Judge Michael J. McShane [Oregon] has earned praise for his gratuitous five-paragraph closing, during which he tries frantically to climb out of the bourgeoisie and back to the vanguard. He describes the linear progress of the LGBT movement, and gently pats same-sex marriage opponents on the head, saying that “it is not surprising” that we want to place our “religious or moral objections” in the law. He wraps up the opinion with all the faux profundity of a self-indulgent Advanced Placement essay… It sounds more like a séance than a call to action. …

Not to be outdone, though, Judge John E. Jones [Pennsylvania] reached into his (apparently quite shallow) bag of clichés and emerged with this closing: “We are a better people than what these laws represent, and it is time to discard them into the ash heap of history.” One would imagine that a movement with such apparent moral force would be blessed with more creative scribes.

Would one, now? One would thus imagine that if the writing in the rulings did rise to meet McGinley’s subjective criteria for creativity (unspecified, but no doubt rigorous), then he would gladly confer his approval in a post just as carefully composed, with excerpt and metaphor just as artfully arrayed in support of his opinion.

But then, he wouldn’t have quite the same opportunity to impute unseemly motive. What he damns as “saccharine” writing isn’t just a surface flaw marring an otherwise reasoned conclusion, but the product of the same-sex marriage movement “finding itself in an awkward position,” caught, he says, between the excitement of being in the vanguard and acceptance by the culture at large. There is now

the opportunity to earn progressive plaudits with no risk to one’s social standing. More than that, this sets up a system of incentives that rewards the most emotionally striking rhetoric, whether in favor of same-sex marriage or against its opponents….

The decisions elevate the cultural and legal conventionality of same-sex marriage, but they are also sprinkled with painful purple prose that seems designed to earn media acclaim and to recapture the fading moral urgency of the cause. …

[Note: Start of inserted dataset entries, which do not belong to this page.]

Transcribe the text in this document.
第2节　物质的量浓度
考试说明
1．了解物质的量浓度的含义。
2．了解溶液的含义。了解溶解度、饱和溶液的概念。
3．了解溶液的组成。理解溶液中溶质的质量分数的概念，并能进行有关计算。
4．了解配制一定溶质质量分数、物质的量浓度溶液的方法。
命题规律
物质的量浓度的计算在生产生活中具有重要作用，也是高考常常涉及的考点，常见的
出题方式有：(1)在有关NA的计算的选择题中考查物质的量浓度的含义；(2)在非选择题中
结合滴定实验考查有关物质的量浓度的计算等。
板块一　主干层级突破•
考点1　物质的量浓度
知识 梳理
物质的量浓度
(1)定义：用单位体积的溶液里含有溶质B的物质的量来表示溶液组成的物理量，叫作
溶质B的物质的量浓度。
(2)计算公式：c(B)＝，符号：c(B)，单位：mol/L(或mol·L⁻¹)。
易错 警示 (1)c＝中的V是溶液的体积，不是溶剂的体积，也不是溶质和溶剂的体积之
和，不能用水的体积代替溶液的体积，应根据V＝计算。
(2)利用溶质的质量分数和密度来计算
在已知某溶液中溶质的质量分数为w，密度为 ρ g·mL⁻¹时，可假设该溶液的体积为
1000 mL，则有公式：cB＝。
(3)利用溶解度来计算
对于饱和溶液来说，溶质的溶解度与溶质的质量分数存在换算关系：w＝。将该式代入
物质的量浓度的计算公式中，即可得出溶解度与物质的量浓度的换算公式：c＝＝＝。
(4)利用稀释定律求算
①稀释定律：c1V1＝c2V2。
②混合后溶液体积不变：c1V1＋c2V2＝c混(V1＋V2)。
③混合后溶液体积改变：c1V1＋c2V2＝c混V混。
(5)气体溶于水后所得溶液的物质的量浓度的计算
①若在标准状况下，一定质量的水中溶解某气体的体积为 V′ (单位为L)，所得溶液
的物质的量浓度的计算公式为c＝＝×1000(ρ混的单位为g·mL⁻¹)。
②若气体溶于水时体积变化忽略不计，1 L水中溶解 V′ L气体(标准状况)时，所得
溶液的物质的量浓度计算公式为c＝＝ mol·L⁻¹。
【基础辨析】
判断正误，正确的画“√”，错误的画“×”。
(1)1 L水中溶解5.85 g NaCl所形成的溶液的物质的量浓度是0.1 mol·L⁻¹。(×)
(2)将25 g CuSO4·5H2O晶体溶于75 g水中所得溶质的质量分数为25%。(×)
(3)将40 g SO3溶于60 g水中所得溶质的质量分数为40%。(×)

Frustration over the style of rulings can be understandable—as, say, when a justice employs a construction like “the way to stop discriminating on the basis of race is stop discriminating on the basis of race.” Simplistically expressed and pithily dismissive, it exhibits little of the eloquence we seek in court opinions, while, one would imagine, earning its share of conservative plaudits. But at least critics of this statement use it to make their argument about the legal reasoning overall; McGinley, on other hand, in absence of tenable, substantive critiques, has nothing left to fall back on but stylistic ones. When you’ve run out of ways to argue against the message, you may as well train your dwindling store of fire on the messengers, who—with judges McShane and Jones the latest—are continuing to raise the number of states in which same-sex marriage is now or will soon be legal.